I am experiencing different inference results across different computing architectures, such as 2080TI and 3060 having computing capabilities of 7.5 and 8.6, accordingly. I am using torch 1.13.1+cu116. The model uses also some external codes, such as in detectron2.
What could be the reason for this? Can the underlying math operations differ somehow w.r.t computing architecture and if so, can I somehow try to minimize the differences? Can docker cause discrepancies and/or non-determinism between different builds? Can the same built docker image, used in different machines, cause non-determinism?
Your 2080 does not support TF32 so you won’t be able to enable/disable it.
However, could you explain what “expected” behavior means in this context?
Do you see the same results on both devices if you disable TF32 on the 3090 and if so, are these results “worse” in your metric?
Thank you for the tips. Through visualizations with a couple of samples, the model on 2080 seemed to produce a lot less predictions, but sometimes many overlapping ones, whereas on 3060 the model was accurate and produced more sensible results. But I’ll do some more quantitative comparisons of prediction results with annotated data to see how much they differ in practice as well as try some remedies accordingly.
Update: I have been experimenting with RTX 3090 and RTX 2080 Ti.
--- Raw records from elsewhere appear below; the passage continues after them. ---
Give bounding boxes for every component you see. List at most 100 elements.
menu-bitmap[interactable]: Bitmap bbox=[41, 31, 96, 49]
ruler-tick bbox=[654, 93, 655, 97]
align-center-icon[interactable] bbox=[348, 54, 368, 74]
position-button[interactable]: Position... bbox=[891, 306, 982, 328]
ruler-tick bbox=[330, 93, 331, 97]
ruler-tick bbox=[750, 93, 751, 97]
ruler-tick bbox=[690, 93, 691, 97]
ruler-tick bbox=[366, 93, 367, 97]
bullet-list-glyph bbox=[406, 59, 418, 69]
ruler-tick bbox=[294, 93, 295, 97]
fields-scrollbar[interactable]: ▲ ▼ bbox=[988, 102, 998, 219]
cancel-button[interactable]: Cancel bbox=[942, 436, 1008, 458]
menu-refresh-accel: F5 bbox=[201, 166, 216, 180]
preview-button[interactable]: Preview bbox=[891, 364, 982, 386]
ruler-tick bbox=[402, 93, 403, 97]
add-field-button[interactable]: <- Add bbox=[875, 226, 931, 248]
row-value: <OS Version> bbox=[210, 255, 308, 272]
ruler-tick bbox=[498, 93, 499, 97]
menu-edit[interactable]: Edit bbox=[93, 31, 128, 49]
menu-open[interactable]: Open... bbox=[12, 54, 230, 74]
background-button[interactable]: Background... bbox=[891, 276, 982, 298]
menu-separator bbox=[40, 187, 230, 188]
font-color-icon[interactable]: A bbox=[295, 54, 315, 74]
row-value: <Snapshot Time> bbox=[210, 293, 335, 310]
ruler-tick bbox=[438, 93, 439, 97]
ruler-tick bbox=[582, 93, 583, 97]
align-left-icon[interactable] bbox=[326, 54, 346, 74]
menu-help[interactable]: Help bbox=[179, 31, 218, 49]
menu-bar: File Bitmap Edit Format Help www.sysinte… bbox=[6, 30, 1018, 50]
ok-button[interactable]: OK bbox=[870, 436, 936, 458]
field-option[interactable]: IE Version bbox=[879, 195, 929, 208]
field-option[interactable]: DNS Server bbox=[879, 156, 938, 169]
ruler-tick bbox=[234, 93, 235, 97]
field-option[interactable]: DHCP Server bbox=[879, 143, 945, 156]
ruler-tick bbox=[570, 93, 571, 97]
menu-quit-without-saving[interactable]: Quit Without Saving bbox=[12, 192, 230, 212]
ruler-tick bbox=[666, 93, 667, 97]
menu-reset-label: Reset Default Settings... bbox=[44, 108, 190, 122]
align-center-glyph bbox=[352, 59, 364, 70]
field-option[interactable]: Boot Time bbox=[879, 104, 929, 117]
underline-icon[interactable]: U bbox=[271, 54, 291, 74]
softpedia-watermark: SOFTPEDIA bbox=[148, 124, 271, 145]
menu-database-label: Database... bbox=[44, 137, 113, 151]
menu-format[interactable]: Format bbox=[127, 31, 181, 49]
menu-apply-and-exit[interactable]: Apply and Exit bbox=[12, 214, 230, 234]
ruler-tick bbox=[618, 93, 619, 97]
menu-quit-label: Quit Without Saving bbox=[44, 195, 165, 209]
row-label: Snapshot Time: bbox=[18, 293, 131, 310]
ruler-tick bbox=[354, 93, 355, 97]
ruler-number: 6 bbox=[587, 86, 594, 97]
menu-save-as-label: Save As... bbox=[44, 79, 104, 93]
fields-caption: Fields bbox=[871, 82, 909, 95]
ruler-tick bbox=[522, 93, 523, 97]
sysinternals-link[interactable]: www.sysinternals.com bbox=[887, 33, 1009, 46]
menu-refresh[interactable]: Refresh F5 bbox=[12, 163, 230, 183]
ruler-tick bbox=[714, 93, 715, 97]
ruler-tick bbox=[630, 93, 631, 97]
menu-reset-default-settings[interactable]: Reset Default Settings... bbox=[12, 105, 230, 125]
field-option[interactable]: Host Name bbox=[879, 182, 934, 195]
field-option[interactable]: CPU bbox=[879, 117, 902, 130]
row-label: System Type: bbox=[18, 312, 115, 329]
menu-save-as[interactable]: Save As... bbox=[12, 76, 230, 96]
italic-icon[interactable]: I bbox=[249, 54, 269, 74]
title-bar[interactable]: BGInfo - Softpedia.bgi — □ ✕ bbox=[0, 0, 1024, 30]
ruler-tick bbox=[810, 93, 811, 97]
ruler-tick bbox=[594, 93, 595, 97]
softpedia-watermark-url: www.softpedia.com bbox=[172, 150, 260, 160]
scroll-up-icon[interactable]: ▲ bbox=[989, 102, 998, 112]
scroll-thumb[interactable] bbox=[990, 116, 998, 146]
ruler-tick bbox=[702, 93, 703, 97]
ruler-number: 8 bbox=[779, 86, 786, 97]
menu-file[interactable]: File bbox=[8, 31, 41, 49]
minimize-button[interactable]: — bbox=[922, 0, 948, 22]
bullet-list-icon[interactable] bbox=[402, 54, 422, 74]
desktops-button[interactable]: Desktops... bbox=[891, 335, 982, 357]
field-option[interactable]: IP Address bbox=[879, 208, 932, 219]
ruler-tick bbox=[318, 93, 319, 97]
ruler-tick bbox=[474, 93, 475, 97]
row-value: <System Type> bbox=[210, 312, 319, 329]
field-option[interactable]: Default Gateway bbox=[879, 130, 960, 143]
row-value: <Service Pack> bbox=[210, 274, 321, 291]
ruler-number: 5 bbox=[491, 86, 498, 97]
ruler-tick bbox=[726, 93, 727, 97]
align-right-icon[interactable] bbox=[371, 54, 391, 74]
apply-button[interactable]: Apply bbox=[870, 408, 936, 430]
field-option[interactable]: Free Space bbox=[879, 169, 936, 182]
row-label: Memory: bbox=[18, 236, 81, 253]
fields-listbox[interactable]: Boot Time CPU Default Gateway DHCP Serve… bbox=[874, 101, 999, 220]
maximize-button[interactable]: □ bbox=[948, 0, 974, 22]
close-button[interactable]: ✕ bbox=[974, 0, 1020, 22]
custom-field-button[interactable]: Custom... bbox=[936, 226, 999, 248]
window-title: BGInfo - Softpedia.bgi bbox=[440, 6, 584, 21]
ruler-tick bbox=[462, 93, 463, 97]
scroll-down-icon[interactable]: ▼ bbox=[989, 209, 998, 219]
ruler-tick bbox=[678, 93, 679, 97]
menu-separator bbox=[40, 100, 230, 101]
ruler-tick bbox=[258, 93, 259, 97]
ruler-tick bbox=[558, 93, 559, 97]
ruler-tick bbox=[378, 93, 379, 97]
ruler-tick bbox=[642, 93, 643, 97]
The model gives quantitatively consistent predictions GPU-wise, but the predictions differ a lot across these GPUs. RTX 3090 demonstrates expected and desired behaviour but with RTX 2080 Ti, there are usually dozens of more predictions, in some cases even hundreds of more. Will continue to investigate. We are seeing that compute capability of >=8.0 is working well.
When the custom CUDA/C++ extension is built, the code is generated targeting the underlying architecture (e.g. -gencode=arch=compute_75,code=compute_75 -gencode=arch=compute_75,code=sm_75). So the build on 3090 did not work as expected on 2080 Ti. After rebuilding on 2080 Ti, everything works.
Oh, that’s interesting as I didn’t realize you are using custom CUDA code.
I would also expect to see kernel launch errors if the binary isn’t compatible, but it seems your 2080Ti was more than happy to just execute the code?